Margot Mega Barboza tiene 20 años, vive en Matheu y dedica sus sábados a visitar hogares de ancianos. Forma parte de una ONG llamada Huellas, que le dio un nuevo sentido a su tiempo libre lejos de su Perú natal.

Fue una publicidad en Facebook lo que le cambió la vida o, mejor dicho, lo que le dio sentido a sus días lejos de casa. Margot Mego Barboza tiene 20 años, vive en Matheu pero es oriunda de Perú, de la provincia de Jaen. Vino a Argentina atraída por los beneficios que el país da en materia de educación pública, decidida a comenzar la carrera de Letras en la Universidad de Buenos Aires.

Su papá, Jesús Mego, vive aquí desde hace once años. Llevaban seis sin verse y, aunque él formó una nueva familia, se extrañaban mucho. A Margot le llevó tiempo decidirse a abandonar Perú por una tierra desconocida, sin amigos y alejada de los suyos: su madre, su hermana y, sobre todo, su abuelo Gilberto, quien fue un segundo padre para ella.

Mientras pensaba si dar o no el gran paso, terminó el secundario y durante dos años realizó trabajos temporarios para sobrellevar el día a día, pero no consiguió juntar los dos mil soles (unos diez mil pesos argentinos) que en Perú cuesta el examen de ingreso a la universidad pública. “Encima, si te va mal no te devuelven el dinero y tenés que seguir intentando e intentado, pagando cada vez”, le cuenta a DIA 32.

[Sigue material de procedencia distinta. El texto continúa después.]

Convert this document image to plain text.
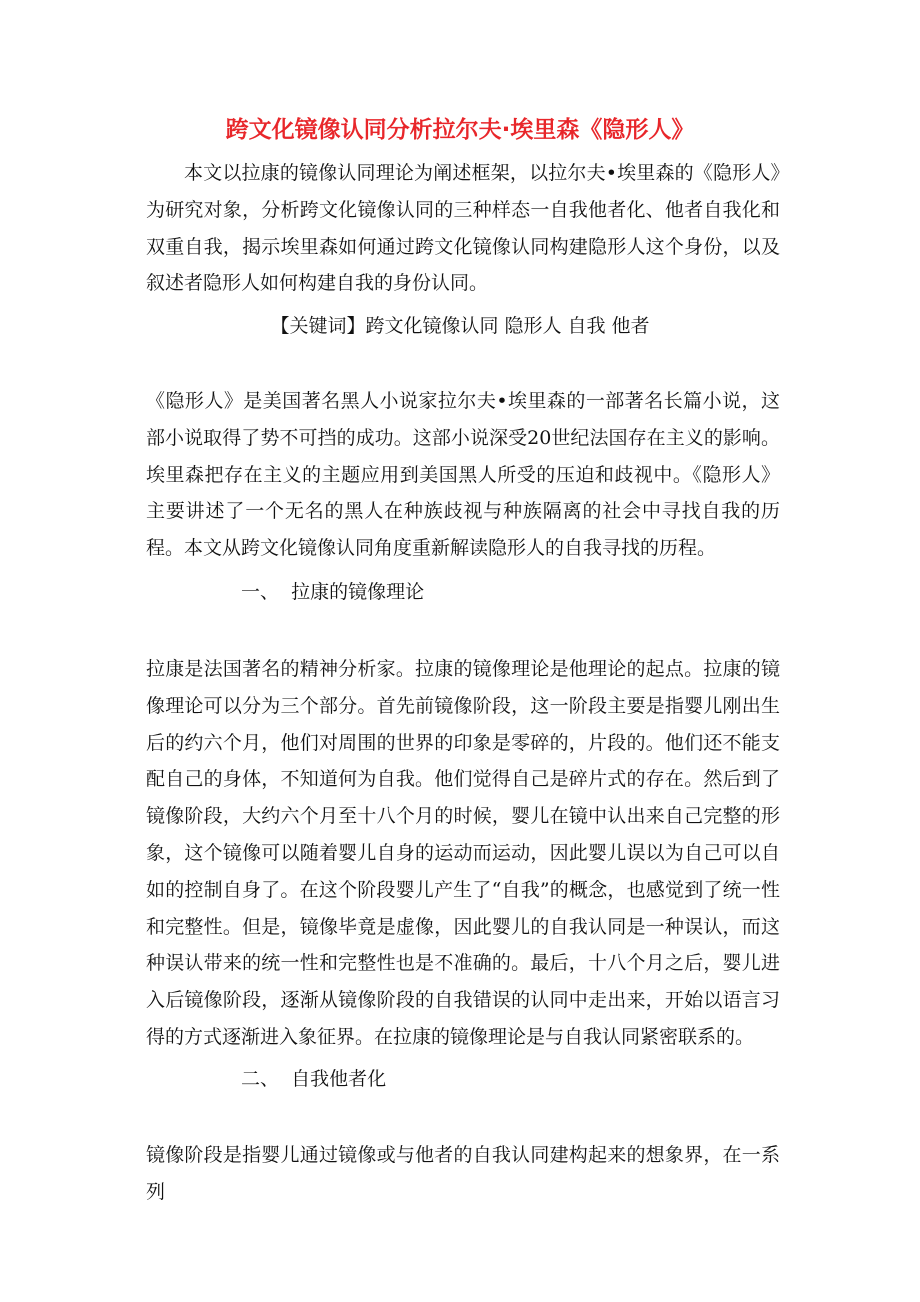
跨文化镜像认同分析拉尔夫·埃里森《隐形人》

本文以拉康的镜像认同理论为阐述框架，以拉尔夫•埃里森的《隐形人》为研究对象，分析跨文化镜像认同的三种样态一自我他者化、他者自我化和双重自我，揭示埃里森如何通过跨文化镜像认同构建隐形人这个身份，以及叙述者隐形人如何构建自我的身份认同。

【关键词】跨文化镜像认同 隐形人 自我 他者

《隐形人》是美国著名黑人小说家拉尔夫•埃里森的一部著名长篇小说，这部小说取得了势不可挡的成功。这部小说深受20世纪法国存在主义的影响。埃里森把存在主义的主题应用到美国黑人所受的压迫和歧视中。《隐形人》主要讲述了一个无名的黑人在种族歧视与种族隔离的社会中寻找自我的历程。本文从跨文化镜像认同角度重新解读隐形人的自我寻找的历程。

一、  拉康的镜像理论

拉康是法国著名的精神分析家。拉康的镜像理论是他理论的起点。拉康的镜像理论可以分为三个部分。首先前镜像阶段，这一阶段主要是指婴儿刚出生后的约六个月，他们对周围的世界的印象是零碎的，片段的。他们还不能支配自己的身体，不知道何为自我。他们觉得自己是碎片式的存在。然后到了镜像阶段，大约六个月至十八个月的时候，婴儿在镜中认出来自己完整的形象，这个镜像可以随着婴儿自身的运动而运动，因此婴儿误以为自己可以自如的控制自身了。在这个阶段婴儿产生了“自我”的概念，也感觉到了统一性和完整性。但是，镜像毕竟是虚像，因此婴儿的自我认同是一种误认，而这种误认带来的统一性和完整性也是不准确的。最后，十八个月之后，婴儿进入后镜像阶段，逐渐从镜像阶段的自我错误的认同中走出来，开始以语言习得的方式逐渐进入象征界。在拉康的镜像理论是与自我认同紧密联系的。

二、  自我他者化

镜像阶段是指婴儿通过镜像或与他者的自我认同建构起来的想象界，在一系列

En el segundo semestre de 2017 se tomó el avión y aterrizó en Ezeiza. El abrazo con su padre fue interminable. Sin embargo, cuando los días comenzaron a tornarse rutina, se sintió agobiada por el aburrimiento. “Solo salía de la casa a cargar el celular para llamar a mi familia en Perú”, recuerda.

Las clases en el Polo de Educación Superior de Ingeniero Maschwitz todavía no habían comenzado y su único objetivo era conseguir el DNI argentino. Por eso, los viajes a la Dirección Nacional de Migraciones, en Capital, eran cada vez más asiduos.

Por esos días, una publicación de la ONG Huellas en Facebook llamó su atención. “Vi una foto de un hombre mayor con una chica que me recordó mucho a mi abuelo. Se miraban sonriendo y me pregunté por qué no invertir mi tiempo en algo bueno que me haga sentir más cerca de él”.

Así conoció a la organización creada hace 11 años por Ezequiel Rodríguez en La Plata, que bajo el lema “tengo un sábado” convoca a personas que quieran dedicar un par de horas del fin de semana para acompañar a abuelos hospedados en hogares de ancianos y a niños de orfanatos y comedores. Las actividades que realizan son simples, pero bien nutritivas para el alma de quien está solo.

Actualmente son cerca de 500 voluntarios, que concurren a establecimientos en Buenos Aires, La Plata, Quilmes y San Isidro, donde realizan juegos, cantan y arman juguetes para donar a chicos carenciados.

La primera vez, luego de un viaje interminable y con horas de anticipación, Margot llegó con mucha incertidumbre al hogar de ancianos en Palermo. ¿Se cumplirían sus expectativas? ¿Cumpliría ella las expectativas de los demás? “Entrar ahí fue lo mejor, con la simple presencia, sin hacer ni decir nada, los abuelos se pusieron felices, les cambió la cara en un instante. Me di cuenta enseguida de que realmente puedo hacer muchísimas cosas por otras personas”, afirma, a puro entusiasmo.

Dicen que todo lo que se da, vuelve. Margot entregó su tiempo y su alegría y recibió a cambio amor, resolvió su timidez y conoció a su mejor amiga en el grupo de voluntarios. “Logré cosas que nunca me hubiese imaginado, como ser capaz de organizar y dirigir un equipo, mientras ayudo a otros. En parte, me descubrí a mí misma. Haciendo voluntariado es cuando siento que mi vida tiene sentido”, concluye, con el corazón lleno de felicidad.